We live in Planting Zone 5. According to the Old Farmer’s Almanac the last frost of the winter/spring should be around May 5 and the first frost of fall/winter should be around October 1. We have an outdoor growing season of 148 days.
148 days. A little over 40% of the year can be devoted to outdoor gardening where we live. Other sources list slightly more conservative dates. One seed company to remain unnamed recommends planting and transferring frost sensitive plants after May 14.
It just goes to show you. Don’t believe everything…or is it anything that you read on the InterWeb. Frost was predicted to be behind us by Mother’s Day (May 5). It would seem that Mother Nature is not as nice as my mom.
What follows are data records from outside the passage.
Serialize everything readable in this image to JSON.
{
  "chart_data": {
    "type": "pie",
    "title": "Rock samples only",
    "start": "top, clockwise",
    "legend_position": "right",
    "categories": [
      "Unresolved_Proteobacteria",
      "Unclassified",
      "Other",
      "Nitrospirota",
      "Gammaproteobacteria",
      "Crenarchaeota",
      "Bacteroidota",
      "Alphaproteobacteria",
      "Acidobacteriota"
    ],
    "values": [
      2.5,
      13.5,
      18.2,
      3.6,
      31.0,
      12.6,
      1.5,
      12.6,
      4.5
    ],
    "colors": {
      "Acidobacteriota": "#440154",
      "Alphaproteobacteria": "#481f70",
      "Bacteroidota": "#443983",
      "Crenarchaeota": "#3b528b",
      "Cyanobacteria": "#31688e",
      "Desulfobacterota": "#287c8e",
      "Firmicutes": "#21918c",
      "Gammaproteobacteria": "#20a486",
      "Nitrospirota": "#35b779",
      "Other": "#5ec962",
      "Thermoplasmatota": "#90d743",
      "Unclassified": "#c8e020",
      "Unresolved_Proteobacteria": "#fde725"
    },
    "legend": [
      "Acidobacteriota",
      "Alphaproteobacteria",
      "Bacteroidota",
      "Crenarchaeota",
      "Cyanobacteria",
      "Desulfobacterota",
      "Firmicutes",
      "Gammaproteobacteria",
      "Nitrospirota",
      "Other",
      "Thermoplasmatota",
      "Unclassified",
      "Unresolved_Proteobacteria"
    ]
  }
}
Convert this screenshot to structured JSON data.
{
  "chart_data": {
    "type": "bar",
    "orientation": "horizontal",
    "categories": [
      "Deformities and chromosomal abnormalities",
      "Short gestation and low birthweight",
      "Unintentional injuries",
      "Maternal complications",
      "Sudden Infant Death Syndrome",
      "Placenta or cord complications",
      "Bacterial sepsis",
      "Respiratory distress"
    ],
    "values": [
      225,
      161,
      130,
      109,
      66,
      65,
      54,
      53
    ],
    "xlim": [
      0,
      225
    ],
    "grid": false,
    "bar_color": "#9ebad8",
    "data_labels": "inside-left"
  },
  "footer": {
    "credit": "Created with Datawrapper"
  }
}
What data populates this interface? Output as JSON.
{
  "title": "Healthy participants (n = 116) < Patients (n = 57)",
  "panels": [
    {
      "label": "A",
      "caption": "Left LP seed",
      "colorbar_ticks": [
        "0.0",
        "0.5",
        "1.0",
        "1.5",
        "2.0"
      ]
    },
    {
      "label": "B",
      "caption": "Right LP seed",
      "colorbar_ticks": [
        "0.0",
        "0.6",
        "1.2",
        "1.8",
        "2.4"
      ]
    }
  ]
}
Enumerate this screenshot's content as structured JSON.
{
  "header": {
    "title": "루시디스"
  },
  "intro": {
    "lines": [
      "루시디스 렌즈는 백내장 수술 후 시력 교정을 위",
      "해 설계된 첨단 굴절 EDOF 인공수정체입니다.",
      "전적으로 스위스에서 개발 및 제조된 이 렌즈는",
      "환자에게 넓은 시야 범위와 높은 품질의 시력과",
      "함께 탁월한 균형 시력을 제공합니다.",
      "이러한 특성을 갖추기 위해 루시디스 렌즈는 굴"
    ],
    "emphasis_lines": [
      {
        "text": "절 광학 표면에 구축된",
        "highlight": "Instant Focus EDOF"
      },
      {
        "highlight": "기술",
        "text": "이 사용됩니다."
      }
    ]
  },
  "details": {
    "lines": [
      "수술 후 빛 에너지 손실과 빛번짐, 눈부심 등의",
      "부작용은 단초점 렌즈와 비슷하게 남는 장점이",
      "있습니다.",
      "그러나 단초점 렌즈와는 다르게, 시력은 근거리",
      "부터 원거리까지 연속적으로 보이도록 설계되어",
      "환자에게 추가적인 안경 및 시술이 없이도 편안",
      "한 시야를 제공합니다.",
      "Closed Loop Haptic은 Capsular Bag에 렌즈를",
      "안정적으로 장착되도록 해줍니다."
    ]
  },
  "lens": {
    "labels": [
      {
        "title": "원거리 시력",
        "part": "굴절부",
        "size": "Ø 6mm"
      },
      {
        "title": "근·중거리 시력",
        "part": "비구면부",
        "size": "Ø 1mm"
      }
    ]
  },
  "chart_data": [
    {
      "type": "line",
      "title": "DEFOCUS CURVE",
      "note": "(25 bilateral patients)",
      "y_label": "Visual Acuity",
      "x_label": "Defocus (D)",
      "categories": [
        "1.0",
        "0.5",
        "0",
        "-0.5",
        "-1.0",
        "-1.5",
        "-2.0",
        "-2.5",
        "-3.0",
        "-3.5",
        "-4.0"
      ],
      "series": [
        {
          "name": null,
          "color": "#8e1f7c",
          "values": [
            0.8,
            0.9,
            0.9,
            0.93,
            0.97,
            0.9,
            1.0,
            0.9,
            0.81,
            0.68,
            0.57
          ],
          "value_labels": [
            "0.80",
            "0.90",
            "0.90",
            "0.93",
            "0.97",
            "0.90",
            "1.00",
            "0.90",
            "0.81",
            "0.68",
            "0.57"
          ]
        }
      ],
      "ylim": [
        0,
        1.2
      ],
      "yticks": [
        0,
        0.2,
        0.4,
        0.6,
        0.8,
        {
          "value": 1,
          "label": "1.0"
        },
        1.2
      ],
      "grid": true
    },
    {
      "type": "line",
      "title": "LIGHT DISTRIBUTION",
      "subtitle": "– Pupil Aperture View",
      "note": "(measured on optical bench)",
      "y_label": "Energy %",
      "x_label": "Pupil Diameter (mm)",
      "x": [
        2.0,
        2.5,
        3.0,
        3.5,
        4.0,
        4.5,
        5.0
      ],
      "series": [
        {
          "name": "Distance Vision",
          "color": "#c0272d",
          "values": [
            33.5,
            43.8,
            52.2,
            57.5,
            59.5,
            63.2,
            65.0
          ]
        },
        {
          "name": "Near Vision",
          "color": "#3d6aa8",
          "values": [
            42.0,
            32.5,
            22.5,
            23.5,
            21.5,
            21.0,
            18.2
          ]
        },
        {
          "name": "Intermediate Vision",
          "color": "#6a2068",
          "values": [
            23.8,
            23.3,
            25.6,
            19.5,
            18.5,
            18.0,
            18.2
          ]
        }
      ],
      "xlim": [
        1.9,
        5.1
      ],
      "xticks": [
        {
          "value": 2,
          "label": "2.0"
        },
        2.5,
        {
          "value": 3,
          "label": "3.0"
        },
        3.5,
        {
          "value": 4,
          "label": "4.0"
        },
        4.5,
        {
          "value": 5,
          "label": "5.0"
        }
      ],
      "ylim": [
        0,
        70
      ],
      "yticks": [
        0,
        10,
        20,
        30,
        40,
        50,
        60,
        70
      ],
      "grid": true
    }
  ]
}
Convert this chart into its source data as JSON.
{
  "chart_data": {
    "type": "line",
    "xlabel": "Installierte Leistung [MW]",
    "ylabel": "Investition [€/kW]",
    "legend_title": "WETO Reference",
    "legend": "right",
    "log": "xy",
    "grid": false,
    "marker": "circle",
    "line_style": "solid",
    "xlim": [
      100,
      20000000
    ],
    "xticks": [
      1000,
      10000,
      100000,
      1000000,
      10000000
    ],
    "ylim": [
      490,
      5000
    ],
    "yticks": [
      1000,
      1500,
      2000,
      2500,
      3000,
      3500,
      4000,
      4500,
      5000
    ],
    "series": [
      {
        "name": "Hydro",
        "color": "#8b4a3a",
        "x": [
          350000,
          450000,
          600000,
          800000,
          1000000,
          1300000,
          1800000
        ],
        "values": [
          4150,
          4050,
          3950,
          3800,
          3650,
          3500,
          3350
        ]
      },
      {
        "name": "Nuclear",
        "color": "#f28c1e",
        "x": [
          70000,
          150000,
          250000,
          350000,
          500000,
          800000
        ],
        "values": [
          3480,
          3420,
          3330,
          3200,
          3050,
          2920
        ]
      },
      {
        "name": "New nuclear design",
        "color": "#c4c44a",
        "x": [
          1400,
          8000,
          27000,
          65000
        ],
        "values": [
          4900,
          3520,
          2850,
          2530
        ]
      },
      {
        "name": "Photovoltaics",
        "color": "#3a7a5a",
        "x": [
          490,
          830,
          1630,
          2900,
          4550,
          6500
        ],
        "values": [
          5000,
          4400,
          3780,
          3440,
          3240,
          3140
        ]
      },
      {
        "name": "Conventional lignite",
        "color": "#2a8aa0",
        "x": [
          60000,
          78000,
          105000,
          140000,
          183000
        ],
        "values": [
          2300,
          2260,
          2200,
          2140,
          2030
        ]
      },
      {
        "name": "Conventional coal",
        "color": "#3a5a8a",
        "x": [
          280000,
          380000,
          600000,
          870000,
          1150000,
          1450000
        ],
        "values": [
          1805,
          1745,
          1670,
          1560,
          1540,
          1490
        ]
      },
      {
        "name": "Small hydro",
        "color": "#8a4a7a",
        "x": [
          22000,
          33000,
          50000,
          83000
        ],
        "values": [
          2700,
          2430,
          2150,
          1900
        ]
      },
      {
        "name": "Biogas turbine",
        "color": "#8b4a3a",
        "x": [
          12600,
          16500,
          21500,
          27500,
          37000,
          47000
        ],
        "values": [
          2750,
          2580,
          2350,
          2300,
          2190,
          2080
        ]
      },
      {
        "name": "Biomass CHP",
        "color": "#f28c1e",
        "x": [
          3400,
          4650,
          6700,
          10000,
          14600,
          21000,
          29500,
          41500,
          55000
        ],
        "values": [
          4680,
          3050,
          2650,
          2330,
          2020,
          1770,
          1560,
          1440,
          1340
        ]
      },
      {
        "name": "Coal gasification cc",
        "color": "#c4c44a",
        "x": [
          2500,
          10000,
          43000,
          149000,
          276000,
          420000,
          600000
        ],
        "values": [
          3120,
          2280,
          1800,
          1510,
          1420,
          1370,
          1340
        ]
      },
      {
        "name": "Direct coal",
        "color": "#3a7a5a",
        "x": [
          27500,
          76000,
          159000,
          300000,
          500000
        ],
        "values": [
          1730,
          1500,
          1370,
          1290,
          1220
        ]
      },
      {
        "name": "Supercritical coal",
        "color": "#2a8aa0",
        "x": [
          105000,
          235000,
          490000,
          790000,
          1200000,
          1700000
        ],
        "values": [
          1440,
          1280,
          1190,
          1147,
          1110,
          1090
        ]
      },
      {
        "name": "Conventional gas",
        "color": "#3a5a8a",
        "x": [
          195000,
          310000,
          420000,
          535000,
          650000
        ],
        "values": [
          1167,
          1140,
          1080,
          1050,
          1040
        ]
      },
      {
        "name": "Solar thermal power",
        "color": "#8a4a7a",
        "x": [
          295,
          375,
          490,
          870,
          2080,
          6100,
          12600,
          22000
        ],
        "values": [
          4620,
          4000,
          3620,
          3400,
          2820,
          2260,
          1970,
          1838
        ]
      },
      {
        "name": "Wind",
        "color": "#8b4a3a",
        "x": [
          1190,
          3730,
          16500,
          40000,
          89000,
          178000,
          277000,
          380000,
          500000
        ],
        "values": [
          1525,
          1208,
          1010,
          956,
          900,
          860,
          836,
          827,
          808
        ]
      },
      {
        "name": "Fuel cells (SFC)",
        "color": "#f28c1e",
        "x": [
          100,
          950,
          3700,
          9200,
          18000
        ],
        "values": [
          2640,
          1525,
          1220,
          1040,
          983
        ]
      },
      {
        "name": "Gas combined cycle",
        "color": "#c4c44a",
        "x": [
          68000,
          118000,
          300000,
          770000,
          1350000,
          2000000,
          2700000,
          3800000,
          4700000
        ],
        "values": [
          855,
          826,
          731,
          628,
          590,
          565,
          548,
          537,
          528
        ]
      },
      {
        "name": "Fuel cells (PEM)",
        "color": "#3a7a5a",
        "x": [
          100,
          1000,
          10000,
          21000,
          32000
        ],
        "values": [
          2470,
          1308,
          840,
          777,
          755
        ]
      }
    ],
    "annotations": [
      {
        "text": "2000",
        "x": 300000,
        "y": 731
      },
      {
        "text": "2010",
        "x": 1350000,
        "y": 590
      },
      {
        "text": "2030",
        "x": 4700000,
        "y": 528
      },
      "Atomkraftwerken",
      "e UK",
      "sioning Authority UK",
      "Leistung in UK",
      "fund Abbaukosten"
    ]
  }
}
Today is May 10. There is a frost warning out for 1:30 am to 8:00 am Tuesday May 11. A quick glance at my Weather Bug app shows that the temperatures during that time frame should be:
1:00 am 37 degrees
2:00 am to 4:00 36 degrees
5:00 am to 7:00 am 34 degrees
8:00 am 39 degrees
Our only bedded crop at risk are the tomatoes in Bed C. They should not be exposed to temperatures under 32 degrees. We have been pushing that temperature with some frequency the last week, with tonight and tomorrow night to be last (we hope) for the season.
Research was needed. The MIGardner is in Zone 5 too, so his YouTube Channel is my first go to. (Keep in mind that it was with his advice that we chose to plant what is outside now, including tomatoes.) He recommends covering the plants with sheets to protect against frost, but not freeze. Last week there were two nights that got into the 30s over night, we did cover with sheets on those nights.
Over the weekend, however, we were talking to a successful local gardener about a different topic. Beth is a medical professional who gets frequent calls soliciting medical advice. His wife was not feeling well and called for advice. Once I was sure that the medical malady was under control I asked Beth to get advice for our tomatoes in the predicted cold weather. Call it a Payment In Kind.
The answer was to use tarpaulin to retain as much heat as possible from the bed and plants overnight. The cover photo shows our answer to the potential frost issue. We are protecting in layers. We used four each 5 gallon buckets as props. Placed a single bed sized fitted sheet over the buckets and onto the posts of the bed. Covered the sheet with a tarp and secured it to the side of the bed with water ski tow rope.
Prolonged exposure to cold can result in damaged fruit on the tomato. If the plants look like they have become unhealthy we have a plan B. We raised a dozen tomato seedlings indoors. The five plants in Bed C can be easily replaced. In fact there are two seedlings in the house that look far superior to the ones we planted two weekends ago in Bed C.
Peter Sellers played a character named Chance in the movie “Being There”. Chance was a Washington DC gardener. One of my favorite quotes from his character is: “As long as the roots are not severed. All is good in the garden.”
Well, they are not…so…All is good in the garden.